Fractures Of The Scapula

Shoulder blade fractures are very rare. Because of the joint’s mobility and the number of muscles protecting it, it is well protected from fracture. It takes a significant amount of force to break the scapula. Scapular fractures are usually only seen after a high-speed vehicular accident or a fall from a great height and are frequently accompanied by other, often life-threatening, injuries. Crushing injuries, such as those resulting from factory or forestry accidents, can also cause a scapular fracture, as can direct contact injuries which occur during boxing.

Symptoms Of Shoulder Fractures

Symptoms of shoulder fracture include impaired mobility and severe pain worsened by arm movement. To some degree the location of the pain and limited range of mobility are diagnostic since they vary according to where the fracture has taken place. Symptoms of a clavicle fracture, for example, include downward and forward sagging of the shoulder and a bump or tent over the injury site. All shoulder fractures involve one or more of the following symptoms:

  • Severe pain
  • Swelling or bruising of the shoulder.
  • Deformity at the site of the fracture
  • Inability to move the arm without increased pain
  • Grinding sensation when the shoulder is moved

Diagnosis Of Shoulder Fracture

Shoulder fractures are usually diagnosed through X-rays. Sometimes more sophisticated imaging techniques, such as CT scans are used. It is important for the diagnosis to be accurate and for the distinction between a shoulder fracture and a dislocation to be made.

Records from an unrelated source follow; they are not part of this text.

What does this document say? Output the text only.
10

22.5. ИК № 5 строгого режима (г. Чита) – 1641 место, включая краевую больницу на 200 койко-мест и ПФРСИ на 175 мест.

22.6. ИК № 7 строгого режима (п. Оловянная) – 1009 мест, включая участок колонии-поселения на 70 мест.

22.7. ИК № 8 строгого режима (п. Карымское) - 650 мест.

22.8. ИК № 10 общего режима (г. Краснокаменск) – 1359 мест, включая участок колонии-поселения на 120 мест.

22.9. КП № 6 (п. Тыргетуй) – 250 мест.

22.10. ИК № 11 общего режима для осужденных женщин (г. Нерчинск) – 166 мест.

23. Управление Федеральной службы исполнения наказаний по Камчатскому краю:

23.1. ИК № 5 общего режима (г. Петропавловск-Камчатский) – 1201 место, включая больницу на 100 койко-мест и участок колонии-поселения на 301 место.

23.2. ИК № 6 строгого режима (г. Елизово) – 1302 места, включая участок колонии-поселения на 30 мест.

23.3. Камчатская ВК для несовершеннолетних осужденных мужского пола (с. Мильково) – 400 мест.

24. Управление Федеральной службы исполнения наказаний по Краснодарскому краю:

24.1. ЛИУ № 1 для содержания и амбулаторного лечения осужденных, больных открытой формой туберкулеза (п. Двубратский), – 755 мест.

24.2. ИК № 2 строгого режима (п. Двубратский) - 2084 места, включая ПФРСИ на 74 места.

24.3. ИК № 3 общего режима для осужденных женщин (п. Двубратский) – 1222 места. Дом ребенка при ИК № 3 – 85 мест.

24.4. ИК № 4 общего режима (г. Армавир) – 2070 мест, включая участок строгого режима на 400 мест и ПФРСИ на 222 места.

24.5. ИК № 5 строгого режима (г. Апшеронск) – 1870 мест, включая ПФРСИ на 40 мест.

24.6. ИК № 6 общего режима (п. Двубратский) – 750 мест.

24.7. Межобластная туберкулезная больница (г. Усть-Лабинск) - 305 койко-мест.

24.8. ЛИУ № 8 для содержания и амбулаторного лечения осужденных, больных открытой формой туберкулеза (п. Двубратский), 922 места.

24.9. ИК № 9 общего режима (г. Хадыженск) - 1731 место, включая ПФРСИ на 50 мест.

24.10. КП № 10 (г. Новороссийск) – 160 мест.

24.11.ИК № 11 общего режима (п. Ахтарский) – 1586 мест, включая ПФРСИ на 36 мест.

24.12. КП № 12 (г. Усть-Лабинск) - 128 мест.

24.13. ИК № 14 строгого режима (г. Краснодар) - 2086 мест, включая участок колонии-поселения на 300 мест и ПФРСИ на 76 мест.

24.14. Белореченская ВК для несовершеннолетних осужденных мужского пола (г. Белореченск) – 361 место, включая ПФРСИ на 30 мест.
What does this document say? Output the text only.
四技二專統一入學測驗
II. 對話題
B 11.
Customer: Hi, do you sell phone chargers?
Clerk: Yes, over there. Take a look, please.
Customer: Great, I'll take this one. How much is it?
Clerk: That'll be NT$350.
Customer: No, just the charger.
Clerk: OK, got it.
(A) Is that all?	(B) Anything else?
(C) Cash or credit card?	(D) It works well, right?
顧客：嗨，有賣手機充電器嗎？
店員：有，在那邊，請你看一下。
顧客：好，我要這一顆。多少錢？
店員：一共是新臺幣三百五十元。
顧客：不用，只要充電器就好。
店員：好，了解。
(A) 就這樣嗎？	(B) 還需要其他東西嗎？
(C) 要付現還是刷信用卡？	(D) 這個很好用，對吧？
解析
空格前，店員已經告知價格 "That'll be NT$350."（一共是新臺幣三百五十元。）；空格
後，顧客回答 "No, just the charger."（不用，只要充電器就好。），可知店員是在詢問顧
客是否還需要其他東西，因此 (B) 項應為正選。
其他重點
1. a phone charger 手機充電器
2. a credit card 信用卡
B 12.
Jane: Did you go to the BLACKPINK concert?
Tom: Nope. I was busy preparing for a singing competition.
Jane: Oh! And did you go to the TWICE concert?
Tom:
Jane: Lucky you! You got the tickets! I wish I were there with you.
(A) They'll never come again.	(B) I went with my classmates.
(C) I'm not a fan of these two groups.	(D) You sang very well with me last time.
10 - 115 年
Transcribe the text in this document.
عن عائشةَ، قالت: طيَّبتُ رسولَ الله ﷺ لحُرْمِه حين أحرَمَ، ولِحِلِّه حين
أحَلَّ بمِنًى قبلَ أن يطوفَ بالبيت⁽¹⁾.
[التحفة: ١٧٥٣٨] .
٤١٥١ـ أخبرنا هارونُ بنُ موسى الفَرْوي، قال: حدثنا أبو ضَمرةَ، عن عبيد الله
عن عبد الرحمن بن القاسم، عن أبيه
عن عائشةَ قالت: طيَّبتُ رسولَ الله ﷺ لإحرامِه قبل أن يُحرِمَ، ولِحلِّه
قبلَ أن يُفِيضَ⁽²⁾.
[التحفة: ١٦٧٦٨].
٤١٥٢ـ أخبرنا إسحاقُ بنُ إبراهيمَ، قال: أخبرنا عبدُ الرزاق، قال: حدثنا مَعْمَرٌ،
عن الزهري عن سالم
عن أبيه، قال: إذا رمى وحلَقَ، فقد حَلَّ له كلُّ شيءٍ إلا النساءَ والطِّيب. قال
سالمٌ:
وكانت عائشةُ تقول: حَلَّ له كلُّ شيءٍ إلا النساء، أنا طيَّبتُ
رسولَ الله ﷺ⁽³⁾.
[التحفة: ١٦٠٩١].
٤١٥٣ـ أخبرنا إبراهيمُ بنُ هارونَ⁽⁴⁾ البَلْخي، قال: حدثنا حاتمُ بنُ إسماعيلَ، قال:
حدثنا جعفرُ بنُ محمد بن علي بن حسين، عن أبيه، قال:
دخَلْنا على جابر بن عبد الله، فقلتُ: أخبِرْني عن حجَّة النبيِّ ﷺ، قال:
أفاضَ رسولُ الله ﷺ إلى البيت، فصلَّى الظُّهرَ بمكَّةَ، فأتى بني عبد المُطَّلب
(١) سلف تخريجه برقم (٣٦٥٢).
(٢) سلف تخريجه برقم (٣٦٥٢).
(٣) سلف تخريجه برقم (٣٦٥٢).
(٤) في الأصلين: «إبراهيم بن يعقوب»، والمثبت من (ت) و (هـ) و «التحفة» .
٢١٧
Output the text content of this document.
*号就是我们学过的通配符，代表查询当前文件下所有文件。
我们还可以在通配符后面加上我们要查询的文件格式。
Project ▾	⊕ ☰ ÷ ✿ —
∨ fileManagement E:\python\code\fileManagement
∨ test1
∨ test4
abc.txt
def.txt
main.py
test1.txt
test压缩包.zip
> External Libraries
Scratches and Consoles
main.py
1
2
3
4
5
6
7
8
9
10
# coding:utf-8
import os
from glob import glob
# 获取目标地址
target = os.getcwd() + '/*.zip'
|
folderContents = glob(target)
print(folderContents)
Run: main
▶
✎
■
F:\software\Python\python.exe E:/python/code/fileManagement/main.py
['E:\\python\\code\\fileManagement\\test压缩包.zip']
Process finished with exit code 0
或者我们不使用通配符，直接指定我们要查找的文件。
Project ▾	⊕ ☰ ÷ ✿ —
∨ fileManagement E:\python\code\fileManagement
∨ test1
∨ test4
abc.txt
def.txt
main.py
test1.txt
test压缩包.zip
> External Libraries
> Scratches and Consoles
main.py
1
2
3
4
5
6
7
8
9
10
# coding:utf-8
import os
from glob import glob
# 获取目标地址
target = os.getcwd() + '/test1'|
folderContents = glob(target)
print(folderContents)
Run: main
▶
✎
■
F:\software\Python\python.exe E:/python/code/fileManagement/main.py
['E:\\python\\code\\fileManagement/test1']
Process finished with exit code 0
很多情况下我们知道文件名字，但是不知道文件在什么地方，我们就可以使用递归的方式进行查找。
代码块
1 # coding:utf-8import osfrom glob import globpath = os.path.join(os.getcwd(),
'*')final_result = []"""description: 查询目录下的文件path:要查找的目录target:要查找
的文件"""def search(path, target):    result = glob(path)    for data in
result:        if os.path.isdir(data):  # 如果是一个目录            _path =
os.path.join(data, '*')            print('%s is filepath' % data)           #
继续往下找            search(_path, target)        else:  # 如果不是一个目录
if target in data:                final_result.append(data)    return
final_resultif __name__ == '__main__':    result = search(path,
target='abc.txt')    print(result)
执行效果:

Rehabilitation For Shoulder Fracture

Although the methods used to treat shoulder fractures vary, rehabilitation is always necessary after the initial treatment, to restore full movement and mobility and help the patient return to all usual activities. After the shoulder has healed from the initial treatment for the fracture, a physical therapy regimen is implemented to strengthen muscles and increase mobility. Without proper rehabilitation, complications such as chronic pain, inflammation and weakness, may cause difficulty moving the arm and shoulder and performing regular tasks.

Nonsurgical Rehabilitation For Shoulder Fracture

A fractured shoulder requires a period of immobilization with a sling or shoulder immobilizer for about 4 to 6 weeks. If the injury was not severe, the healing process occurs fairly rapidly and function may be regained at about 4 weeks after the initial injury. Shoulder exercises are usually necessary and focus on decreasing stiffness, improving range of motion, and helping the patient regain muscle strength. The physical therapist may also make suggestions and create exercises for improving posture and shoulder alignment as well advise patients on how to perform activities and exercises without endangering the injured area.

Rehabilitation After Shoulder Fracture Surgery

After surgery, the shoulder is susceptible to reinjury, so it is very important to closely follow rehabilitation guidelines to ensure proper healing and regain full range of motion to the shoulder. Physical therapy is an essential part of rehabilitation after shoulder fracture surgery, to help restore full function to the shoulder.

Physical therapy often begins shortly after surgery to help restore strength and movement and allow patients to gradually resume their regular activities. Initial physical therapy treatments may include ice, electrical stimulation and massage, to help control pain and swelling. As the healing begins, exercises may be used to increase movement and mobility. Physical therapy exercises focus on improving the strength and control of shoulder muscles and the muscles around the shoulder blade. Treatment may include:

  • Muscle strengthening exercises
  • Shoulder girdle stabilization exercises
  • Gradual weight-bearing activities
  • Range of motion exercises

A rehabilitation program after shoulder fracture surgery may be directly linked to the severity of the initial injury and the type of repair that was performed. Severe injuries that require more complex surgery may have a longer period of rehabilitation than those that require less invasive surgery. Most patients will follow a physical therapy routine and receive treatment for about 4 months following surgery. At that time, most patients can return to all regular physical activity.